Home ›› 22 Sep 2022 ›› Opinion
Nearly 66 million years ago, a large asteroid hit Earth and contributed to the global extinction of dinosaurs, leaving birds as their only living descendants.
Scientists know that a wide variety of dinosaurs lived around the world at the end of the Cretaceous period just before their extinction. However, scientists have debated whether dinosaurs were at their zenith or already in decline prior to their demise. In other words, did dinosaurs go out with a bang or a whimper?
Researchers from the Institute of Vertebrate Paleontology and Paleoanthropology (IVPP) of the Chinese Academy of Sciences, along with their collaborators, now have an answer. They’ve found evidence to support the hypothesis that dinosaurs were not very diverse before their extinction and had declined overall during the last part of the Cretaceous.
Their findings were published in PNAS.
Most of the scientific data on the last days of the dinosaurs come from North America. Although some published studies suggest that dinosaur populations there were thriving quite well before extinction, other more detailed research has suggested that dinosaurs were instead in decline, which set the stage for their eventual mass extinction.
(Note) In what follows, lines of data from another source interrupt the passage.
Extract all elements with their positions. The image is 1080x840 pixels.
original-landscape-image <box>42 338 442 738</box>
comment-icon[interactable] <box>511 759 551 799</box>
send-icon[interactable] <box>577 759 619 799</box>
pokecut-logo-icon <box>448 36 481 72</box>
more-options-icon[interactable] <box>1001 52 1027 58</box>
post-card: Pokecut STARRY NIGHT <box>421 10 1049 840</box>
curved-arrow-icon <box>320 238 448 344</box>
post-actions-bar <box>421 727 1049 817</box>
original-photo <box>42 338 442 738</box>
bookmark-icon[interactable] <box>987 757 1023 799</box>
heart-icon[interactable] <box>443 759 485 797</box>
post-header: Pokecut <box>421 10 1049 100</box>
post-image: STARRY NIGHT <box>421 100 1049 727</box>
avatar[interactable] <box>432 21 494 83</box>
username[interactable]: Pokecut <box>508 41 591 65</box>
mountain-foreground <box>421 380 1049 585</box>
By examining the dinosaur record in China, the Chinese researchers hoped to determine whether this declining trend extended to Asia as well.
The researchers studied over 1,000 fossilized dinosaur eggs and eggshells from the Shanyang Basin in central China. These fossils came from rock sequences with a total thickness of ~150 meters. The researchers obtained detailed age estimates of the rock layers by analyzing and applying computer modeling to over 5,500 geological samples. This allowed the scientists to create a timeline of nearly 2 million years at the end of the Cretaceous—with a resolution of 100,000 years—representing the period right before extinction. This timeline allows direct comparisons with data from around the world.
The scientists identified a decline in dinosaur diversity based on the Shanyang Basin data. For example, the 1,000 dinosaur egg fossils collected from the basin represent only three different species: Macroolithus yaotunensis, Elongatoolithus elongatus, and Stromatoolithus pinglingensis. In addition, two of the three dinosaur eggs oospecies are from a group of toothless dinosaurs known as oviraptors, while the other is from the plant-eating hadrosaurid group (also known as duck-billed dinosaurs).
A few additional dinosaur bones from the region show that tyrannosaur and sauropod also lived in the area between about 66.4 and 68.2 million years ago. This low diversity of dinosaur species was sustained in central China for the last 2 million years before the mass extinction. The small number of dinosaurs in the Shanyang Basin and central China is far from the world depicted in Jurassic Park.
These results—in concert with data from North America—suggest that dinosaurs were probably declining globally before their extinction.
This worldwide, long-term decline in dinosaur diversity through the end of the Cretaceous Period and sustained low number of dinosaur lineages for the last few million years may have resulted from known global climate fluctuations and massive volcanic eruptions, i.e., from the Deccan Traps in India. These factors may have led to ecosystem-wide instability, thus making non-bird dinosaurs vulnerable to mass extinction coincident with the asteroid impact.